I was just thinking about jugglers. Because, of course I’m thinking about jugglers. They are kind of like the Olympians. Stay with me here. When you see a juggler you are like, “Wow.” But then your brain starts to deaden to their tricks. Like Olympians. You start to be unimpressed. You start to have fantasies in your head about how you could do it. I could juggle. I could luge. I could do ski acrobatics. Meanwhile I can’t even motivate to get to the gym.
But forget about Olympians. They are lauded and adored and given medals. Think about the poor juggler. Their worst trick, the one they do to open, juggling two balls with one hand, is really, really, crazy hard and impressive. But we aren’t impressed. So, they juggle more balls. So many balls. And then plates. And then spinning plates and juggling balls.

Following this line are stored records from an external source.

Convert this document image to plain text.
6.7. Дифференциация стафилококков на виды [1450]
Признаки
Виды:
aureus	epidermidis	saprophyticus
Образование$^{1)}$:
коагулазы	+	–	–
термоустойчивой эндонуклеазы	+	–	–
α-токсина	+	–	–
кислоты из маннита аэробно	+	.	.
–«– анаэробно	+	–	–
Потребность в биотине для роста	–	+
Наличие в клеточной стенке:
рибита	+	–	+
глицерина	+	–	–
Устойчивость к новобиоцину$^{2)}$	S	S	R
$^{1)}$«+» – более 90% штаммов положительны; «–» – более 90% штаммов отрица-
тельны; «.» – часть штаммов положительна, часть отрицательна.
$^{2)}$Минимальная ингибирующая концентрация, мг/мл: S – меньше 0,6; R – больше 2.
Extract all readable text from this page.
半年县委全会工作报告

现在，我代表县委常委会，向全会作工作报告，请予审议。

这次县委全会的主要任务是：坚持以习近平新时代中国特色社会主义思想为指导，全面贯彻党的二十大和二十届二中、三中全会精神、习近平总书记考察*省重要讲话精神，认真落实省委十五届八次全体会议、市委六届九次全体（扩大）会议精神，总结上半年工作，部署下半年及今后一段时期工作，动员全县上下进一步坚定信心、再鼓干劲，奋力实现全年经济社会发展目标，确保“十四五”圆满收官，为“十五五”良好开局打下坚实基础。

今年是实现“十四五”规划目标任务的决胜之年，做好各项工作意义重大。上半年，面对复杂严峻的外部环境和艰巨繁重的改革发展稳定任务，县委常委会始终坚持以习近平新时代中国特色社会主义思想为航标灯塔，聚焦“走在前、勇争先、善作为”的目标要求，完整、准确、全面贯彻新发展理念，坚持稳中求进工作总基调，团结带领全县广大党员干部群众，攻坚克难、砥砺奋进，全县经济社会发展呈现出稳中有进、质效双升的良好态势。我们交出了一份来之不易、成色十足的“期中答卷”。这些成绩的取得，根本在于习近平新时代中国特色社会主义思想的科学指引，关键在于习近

Then climbing a tower of sticks to sits on a 80 foot unicycle and still it’s not enough. So they have to do all that and then make the stuff they juggle weird and big or heavy or sharp or frickin’ on fire! And the only reason they stop topping themselves to please us assholes is because they don’t want to die.
How sad would it be to see a juggler juggle so hard that they died? It seems like a metaphor about how humans are so damn hard to please and amaze. In honor of jugglers everywhere, I’m going to be better about just appreciating their basic juggling and stop making them risk their lives for my insatiable appetite to be entertained so we all don’t end up in the Thunderdome death games.
That’s what I was thinking about jugglers. Welcome to my brain.